Ottimisti a prescindere e profeti di sventura. Quelli che sostengono che, anche raddoppiasse la concentrazione della Co2 nell’atmosfera rispetto all’epoca pre-industriale, non succederebbe niente di importante perché, come dice Antonino Zichichi, i gas a effetto serra sono lo 0,5 per cento dell’aria del pianeta ma l’anidride carbonica è solo lo 0,038 per cento, cioè appena il 7 per cento di tutti i gas che esercitano l’effetto serra.
E quelli che restano aggrappati alle proiezioni apocalittiche del Terzo rapporto di valutazione dell’Intergovernmental Panel on Climate Change (Ipcc, l’organismo politico a cui l’Onu ha affidato gli studi scientifici sui cambiamenti climatici), secondo i quali nel 2100 la temperatura del pianeta potrebbe anche risultare aumentata di 5,8 gradi centigradi rispetto al 1990 (roba da scioglimento dei poli).

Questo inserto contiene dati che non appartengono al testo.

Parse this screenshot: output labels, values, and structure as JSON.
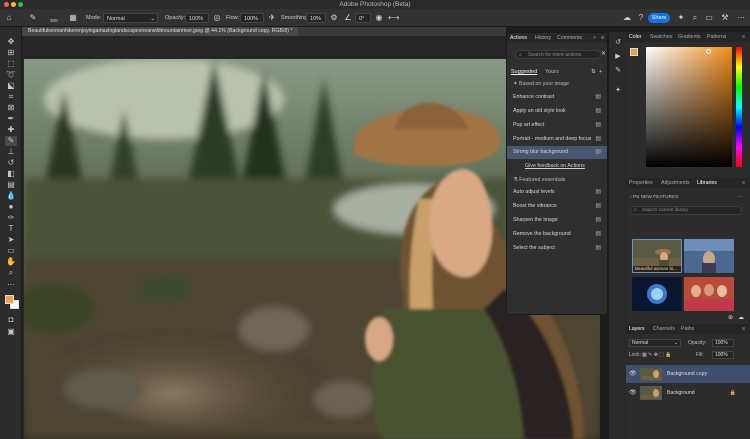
{
  "app": {
    "title": "Adobe Photoshop (Beta)"
  },
  "options_bar": {
    "brush_size": "300",
    "mode_label": "Mode:",
    "mode_value": "Normal",
    "opacity_label": "Opacity:",
    "opacity_value": "100%",
    "flow_label": "Flow:",
    "flow_value": "100%",
    "smoothing_label": "Smoothing:",
    "smoothing_value": "10%",
    "angle_value": "0°",
    "share_label": "Share"
  },
  "document": {
    "tab_title": "Beautifulwomanhikerenjoyingamazinglandscapesnearwildmountainriver.jpeg @ 44.1% (Background copy, RGB/8) *"
  },
  "actions_panel": {
    "tabs": [
      "Actions",
      "History",
      "Comments"
    ],
    "search_placeholder": "Search for more actions",
    "subtabs": [
      "Suggested",
      "Yours"
    ],
    "section_based": "Based on your image",
    "based_items": [
      "Enhance contrast",
      "Apply an old style look",
      "Pop art effect",
      "Portrait - medium and deep focus",
      "Strong blur background"
    ],
    "feedback_link": "Give feedback on Actions",
    "section_featured": "Featured essentials",
    "featured_items": [
      "Auto adjust levels",
      "Boost the vibrance",
      "Sharpen the image",
      "Remove the background",
      "Select the subject"
    ]
  },
  "color_panel": {
    "tabs": [
      "Color",
      "Swatches",
      "Gradients",
      "Patterns"
    ],
    "foreground": "#e8a24a"
  },
  "libraries_panel": {
    "tabs": [
      "Properties",
      "Adjustments",
      "Libraries"
    ],
    "banner": "PS NEW FEATURES",
    "search_placeholder": "Search current library",
    "thumb_caption": "Beautiful woman hi..."
  },
  "layers_panel": {
    "tabs": [
      "Layers",
      "Channels",
      "Paths"
    ],
    "blend_mode": "Normal",
    "opacity_label": "Opacity:",
    "opacity_value": "100%",
    "lock_label": "Lock:",
    "fill_label": "Fill:",
    "fill_value": "100%",
    "layers": [
      "Background copy",
      "Background"
    ]
  },
  "colors": {
    "selection": "#4a5670",
    "accent": "#1473e6",
    "foreground_swatch": "#e8a24a"
  }
}
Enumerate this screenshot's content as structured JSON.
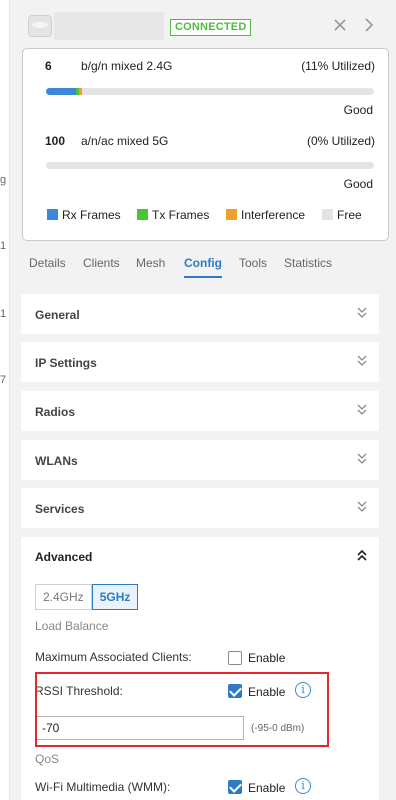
{
  "edge_chars": [
    "g",
    "1",
    "1",
    "7"
  ],
  "header": {
    "status": "CONNECTED"
  },
  "radios": [
    {
      "channel": "6",
      "mode": "b/g/n mixed  2.4G",
      "utilization": "(11% Utilized)",
      "quality": "Good",
      "rx_pct": 9,
      "tx_pct": 1,
      "interference_pct": 1
    },
    {
      "channel": "100",
      "mode": "a/n/ac mixed  5G",
      "utilization": "(0% Utilized)",
      "quality": "Good",
      "rx_pct": 0,
      "tx_pct": 0,
      "interference_pct": 0
    }
  ],
  "legend": [
    {
      "label": "Rx Frames",
      "color": "#3d87d8"
    },
    {
      "label": "Tx Frames",
      "color": "#4cc23a"
    },
    {
      "label": "Interference",
      "color": "#f0a129"
    },
    {
      "label": "Free",
      "color": "#e4e4e4"
    }
  ],
  "tabs": [
    {
      "label": "Details",
      "active": false
    },
    {
      "label": "Clients",
      "active": false
    },
    {
      "label": "Mesh",
      "active": false
    },
    {
      "label": "Config",
      "active": true
    },
    {
      "label": "Tools",
      "active": false
    },
    {
      "label": "Statistics",
      "active": false
    }
  ],
  "sections": [
    "General",
    "IP Settings",
    "Radios",
    "WLANs",
    "Services"
  ],
  "advanced": {
    "title": "Advanced",
    "bands": [
      {
        "label": "2.4GHz",
        "active": false
      },
      {
        "label": "5GHz",
        "active": true
      }
    ],
    "load_balance_heading": "Load Balance",
    "max_clients_label": "Maximum Associated Clients:",
    "max_clients_enable": "Enable",
    "max_clients_checked": false,
    "rssi_label": "RSSI Threshold:",
    "rssi_enable": "Enable",
    "rssi_checked": true,
    "rssi_value": "-70",
    "rssi_range": "(-95-0 dBm)",
    "qos_heading": "QoS",
    "wmm_label": "Wi-Fi Multimedia (WMM):",
    "wmm_enable": "Enable",
    "wmm_checked": true
  },
  "icons": {
    "close": "close-icon",
    "next": "chevron-right-icon",
    "expand": "double-chevron-down-icon",
    "collapse": "double-chevron-up-icon",
    "info": "info-icon"
  }
}
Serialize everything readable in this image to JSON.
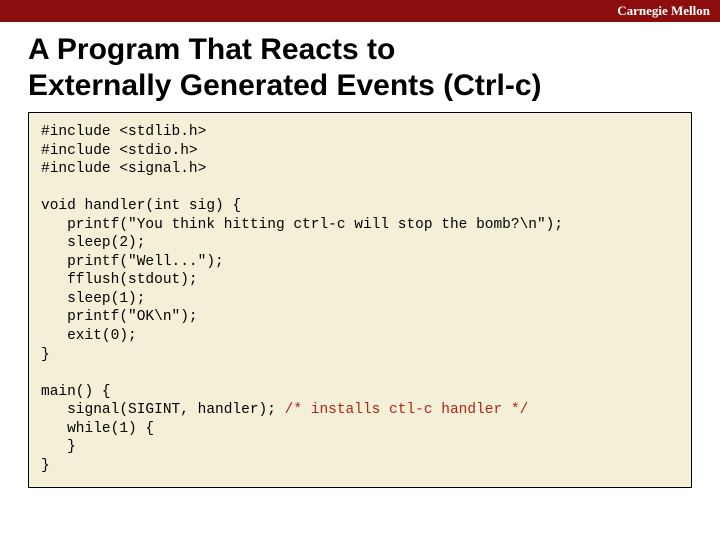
{
  "topbar": {
    "brand": "Carnegie Mellon"
  },
  "title": {
    "line1": "A Program That Reacts to",
    "line2": "Externally Generated Events (Ctrl-c)"
  },
  "code": {
    "l01": "#include <stdlib.h>",
    "l02": "#include <stdio.h>",
    "l03": "#include <signal.h>",
    "l04": "",
    "l05": "void handler(int sig) {",
    "l06": "   printf(\"You think hitting ctrl-c will stop the bomb?\\n\");",
    "l07": "   sleep(2);",
    "l08": "   printf(\"Well...\");",
    "l09": "   fflush(stdout);",
    "l10": "   sleep(1);",
    "l11": "   printf(\"OK\\n\");",
    "l12": "   exit(0);",
    "l13": "}",
    "l14": "",
    "l15": "main() {",
    "l16a": "   signal(SIGINT, handler); ",
    "l16b": "/* installs ctl-c handler */",
    "l17": "   while(1) {",
    "l18": "   }",
    "l19": "}"
  }
}
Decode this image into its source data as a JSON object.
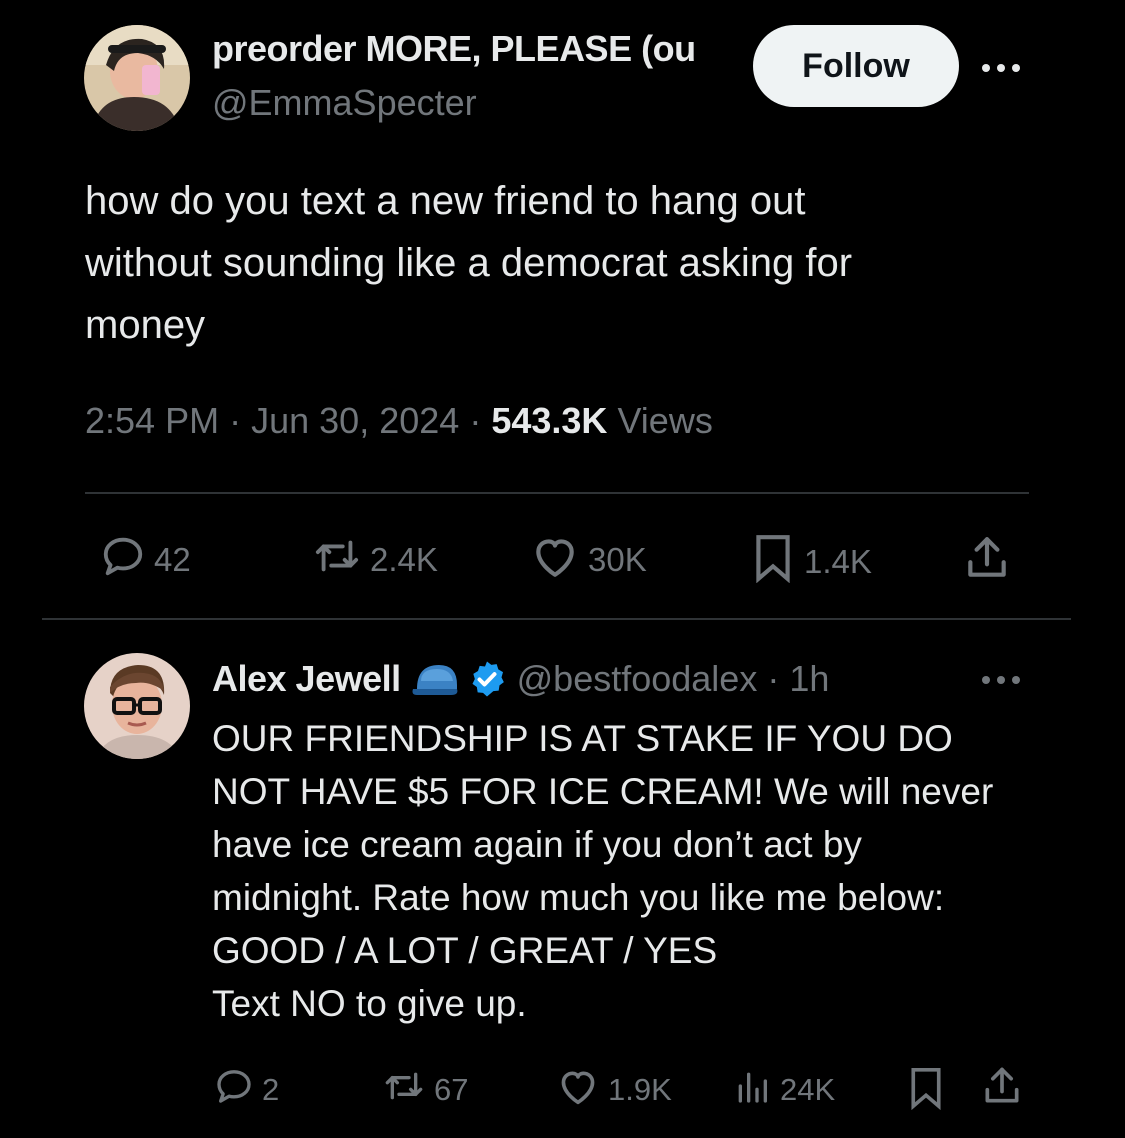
{
  "tweet": {
    "author": {
      "display_name": "preorder MORE, PLEASE (ou",
      "handle": "@EmmaSpecter",
      "avatar_icon": "profile-photo"
    },
    "follow_label": "Follow",
    "text": "how do you text a new friend to hang out\nwithout sounding like a democrat asking for\nmoney",
    "time": "2:54 PM",
    "date": "Jun 30, 2024",
    "separator": "·",
    "views_count": "543.3K",
    "views_label": "Views",
    "actions": {
      "replies": "42",
      "reposts": "2.4K",
      "likes": "30K",
      "bookmarks": "1.4K"
    }
  },
  "reply": {
    "author": {
      "display_name": "Alex Jewell",
      "handle_time": "@bestfoodalex · 1h",
      "verified": true,
      "avatar_icon": "profile-photo"
    },
    "text": "OUR FRIENDSHIP IS AT STAKE IF YOU DO\nNOT HAVE $5 FOR ICE CREAM! We will never\nhave ice cream again if you don’t act by\nmidnight. Rate how much you like me below:\nGOOD / A LOT / GREAT / YES\nText NO to give up.",
    "actions": {
      "replies": "2",
      "reposts": "67",
      "likes": "1.9K",
      "views": "24K"
    }
  },
  "colors": {
    "background": "#000000",
    "text_primary": "#e7e9ea",
    "text_secondary": "#71767b",
    "divider": "#2f3336",
    "verified": "#1d9bf0",
    "follow_bg": "#eff3f4"
  }
}
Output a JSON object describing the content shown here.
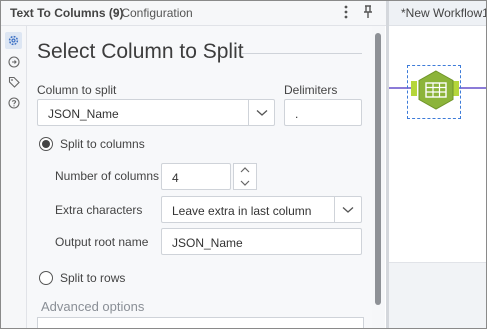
{
  "panel": {
    "tool_name": "Text To Columns (9)",
    "subtitle": "- Configuration",
    "menu_icon": "vertical-ellipsis-icon",
    "pin_icon": "pin-icon"
  },
  "rail": {
    "icons": [
      "gear-icon",
      "arrow-circle-icon",
      "tag-icon",
      "help-icon"
    ]
  },
  "config": {
    "heading": "Select Column to Split",
    "column_label": "Column to split",
    "column_value": "JSON_Name",
    "delimiters_label": "Delimiters",
    "delimiters_value": ".",
    "split_to_columns_label": "Split to columns",
    "split_to_columns_selected": true,
    "num_columns_label": "Number of columns",
    "num_columns_value": "4",
    "extra_chars_label": "Extra characters",
    "extra_chars_value": "Leave extra in last column",
    "output_root_label": "Output root name",
    "output_root_value": "JSON_Name",
    "split_to_rows_label": "Split to rows",
    "split_to_rows_selected": false,
    "advanced_label": "Advanced options"
  },
  "canvas": {
    "tab_title": "*New Workflow1",
    "tool_icon": "text-to-columns-tool-icon",
    "colors": {
      "tool_hex": "#8cb43a",
      "anchor": "#b5d63a",
      "connection": "#8b7bd8",
      "selection": "#3d7bd9"
    }
  }
}
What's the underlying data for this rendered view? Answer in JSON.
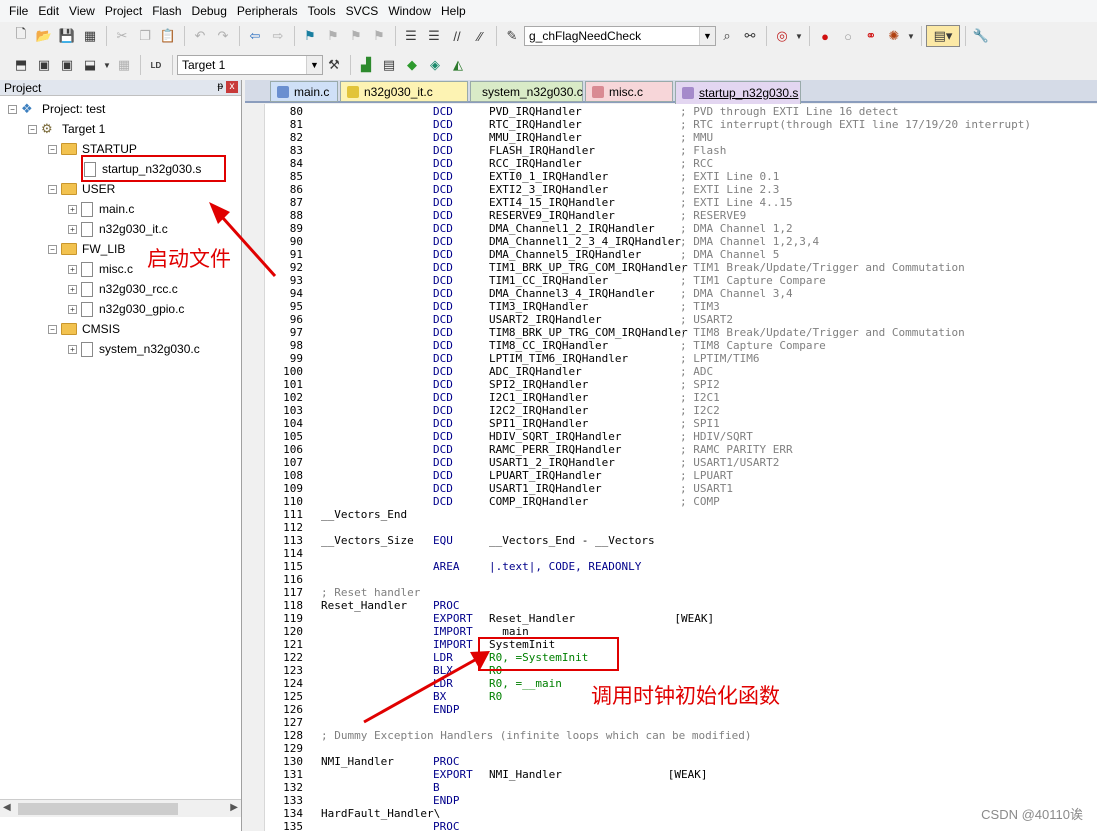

Quelli che si sono stufati del protocollo di Kyoto e di qualunque nuovo accordo che lo sostituisca, e quelli che vorrebbero un patto mondiale vincolante che impone a tutti l’abbandono dell’energia fossile e il passaggio alle costosissime (attualmente) energie rinnovabili.
Bjorn, l’ambientalista scettico
Ma se questi sono gli estremisti opposti, chi sono invece oggi i democristiani del clima? Chi sta in mezzo, e che approccio propone? Il democristiano climatico del XXI secolo è un signore che non ha una posizione dogmatica sulla questione: accetta di riconoscere che un riscaldamento del clima del pianeta è in corso ma vuole capire meglio le cause e l’entità del fenomeno; sostiene che non abbiamo ancora abbastanza conoscenze per prevedere con ragionevole certezza l’evoluzione della temperatura generale e per stabilire quanta parte sia dovuta a fattori antropogenici; è spaventato dai costi economici della decarbonizzazione dell’economia e dai pochi vantaggi in termini di ridotto riscaldamento che se ne deriverebbero; preferisce puntare sullo sviluppo delle conoscenze, della tecnologia e del benessere per meglio affrontare i cambiamenti climatici piuttosto che tentare di prevenirli con immediati provvedimenti antieconomici e liberticidi.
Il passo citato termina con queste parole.